Hampshire College’s R.W. Kern Center is a 17,000-square-foot multi-purpose facility designed to meet the Living Building Challenge. As the gateway to campus, Kern includes classrooms, offices, a café, and gallery space. The building is self-sustaining— generating its own energy, capturing its own water, and processing its own waste. The Kern Center is the result of an inclusive and integrated design process and wholehearted commitment to the environmental mission by the whole team.
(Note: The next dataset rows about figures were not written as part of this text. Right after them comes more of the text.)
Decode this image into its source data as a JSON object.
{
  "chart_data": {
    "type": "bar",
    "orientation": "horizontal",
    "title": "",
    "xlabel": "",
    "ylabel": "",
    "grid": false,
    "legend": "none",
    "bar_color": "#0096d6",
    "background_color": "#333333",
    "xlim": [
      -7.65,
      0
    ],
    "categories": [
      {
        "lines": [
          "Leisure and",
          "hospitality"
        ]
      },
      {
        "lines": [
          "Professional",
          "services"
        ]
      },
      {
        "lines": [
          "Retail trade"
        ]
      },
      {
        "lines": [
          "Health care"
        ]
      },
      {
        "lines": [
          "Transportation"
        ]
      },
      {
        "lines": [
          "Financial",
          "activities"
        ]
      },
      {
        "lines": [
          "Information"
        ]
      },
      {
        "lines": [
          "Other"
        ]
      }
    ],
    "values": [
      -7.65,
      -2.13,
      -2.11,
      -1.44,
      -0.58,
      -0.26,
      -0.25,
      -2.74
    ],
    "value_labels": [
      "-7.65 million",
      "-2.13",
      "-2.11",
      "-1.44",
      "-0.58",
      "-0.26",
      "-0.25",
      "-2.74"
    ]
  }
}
The project demonstrates Hampshire’s dedication to the highest level of sustainability and stewardship, and to the college’s mission of critical inquiry, active leadership and hands-on learning.

 

Stanford University Central Energy Facility; Stanford, Calif.

ZGF Architects LLP

Photo courtesy Robert Canfield.

At the heart of Stanford University’s transformational, campus-wide energy system is a new, technologically advanced central energy facility. The system replaces a 100% fossil-fuel-based cogeneration plant with primarily electrical power—65% of which comes from renewable sources—and a first-of-its-kind heat recovery system, significantly reducing greenhouse gas emissions, and fossil fuel and water use. The facility comprises a net-positive-energy administrative building, a heat recovery chiller plant, a cooling and heating plant, a service yard, and a new campus-wide main electrical substation. Designed to sensitively integrate into the surrounding campus, the architectural expression is one of lightness, transparency and sustainability to express the facility’s purpose.